The US State Department said: “Special Presidential Coordinator for the Partnership for Global Infrastructure and Investment Amos Hochstein will travel to Beirut July 31 to discuss sustainable solutions to Lebanon’s energy crisis, including the Biden Administration’s commitment to facilitating negotiations between Lebanon and Israel on the maritime boundary. Reaching a resolution is both necessary and possible, but can only be done through negotiations and diplomacy.”
Political observers in Lebanon agreed that time was running out for both countries and that there was no room for maneuvers. “Reaching a solution for the disputed maritime borders before September is the only way to avoid security implications,” they said.
Based on Hochstein’s proposal to Lebanon, the demarcation would start from Line 23 drawn in a zigzag form to give Lebanon the Qana field and Israel the Karish field.
Line 29 is considered a negotiating point that would increase 2,290 square kilometers of regional waters to Lebanon’s area, including part of the Karish gas oil that Israel plans to extract gas from in September.
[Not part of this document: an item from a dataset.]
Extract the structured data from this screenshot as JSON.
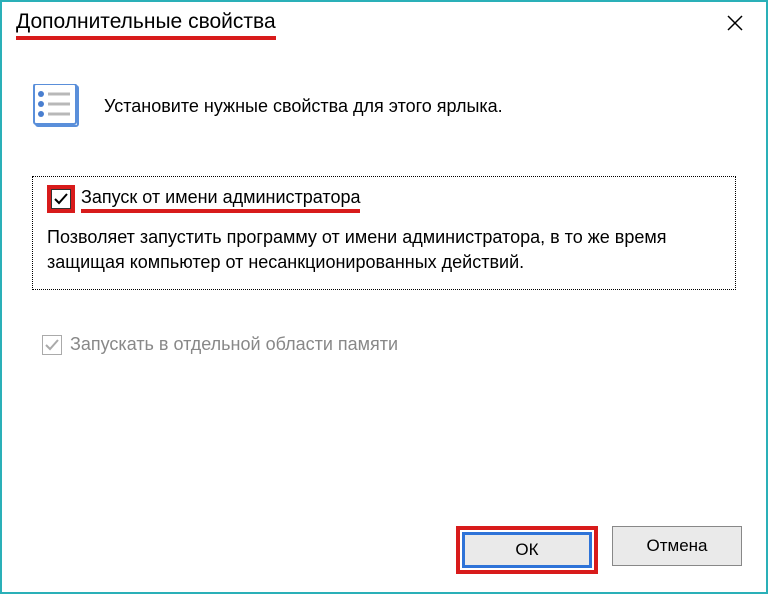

On the evening of Hochstein’s visit, Parliament Speaker Nabih Berri hoped that “going to Naqoura, under the flag of the UN, is better than going to another place.”
Naqoura is home to the UN Interim Force in Lebanon.
Berri expected that “a negotiating military delegation be formed as per the agreement” and that there would be “no unclear offers and suggestions, as the economic and security conditions do not allow any deferment.”
He stressed that there would be “no compromising or naturalization” under any circumstance and no matter the pressure.
Israeli media reported that there would be a proposal for French Total to extract gas and oil “for the interest of Lebanon and Israel, to avoid any problems related to coordination and to ensure a fair share of the gains in the disputed areas.”
An Israeli official said the US envoy would present a new suggestion concerning the demarcation of maritime borders with Lebanon.
On Sunday, according to a Reuters report, the Israeli official said: “Our new proposal would allow the Lebanese to develop the gas reserves in the disputed area while preserving Israel's commercial rights.”
Lebanon on Sunday renounced drone footage aired by Hezbollah of Israeli ships in the disputed waters ahead of Hochstein’s arrival.
Caretaker Foreign Affairs Minister Abdallah Bou Habib said: “It is the Lebanese government that decides on the demarcation of maritime borders, and the drone footage of gas field coordinates does not represent Lebanon. We do not have a problem with the resistance. Lebanese officials will take one position: Resuming negotiations in Naqoura.”
Hezbollah sent a message to Israel following the launching of three drones on July 2. A short video said: “Within reach. Playing with time is not useful.” It showed the Karish gas field and its coordinates.
Activists affiliated with Hezbollah had laid the groundwork for the video on social media platforms before it was aired.
The video showed new footage of Israeli ships in Karish and referred to Hezbollah leader Hassan Nasrallah’s speech earlier in July: “There will be no oil extraction if Lebanon does not take its right; War is not inevitable, but war depends on the Israeli enemy’s action.”
Israeli media described Hezbollah’s video as “a clear warning message to Israel that comes in the context of psychological warfare,” after Israeli rumors circulated expressing optimism about an agreement with Lebanon.
Israeli Energy Minister Karin Elharrar said: “Israel has submitted a new proposal, and this is the first proposal since we started the round of talks, ready for innovative solutions. The Lebanese government has the opportunity to end the conflict over the maritime borders and develop a gas field that serves the Lebanese economic interests.”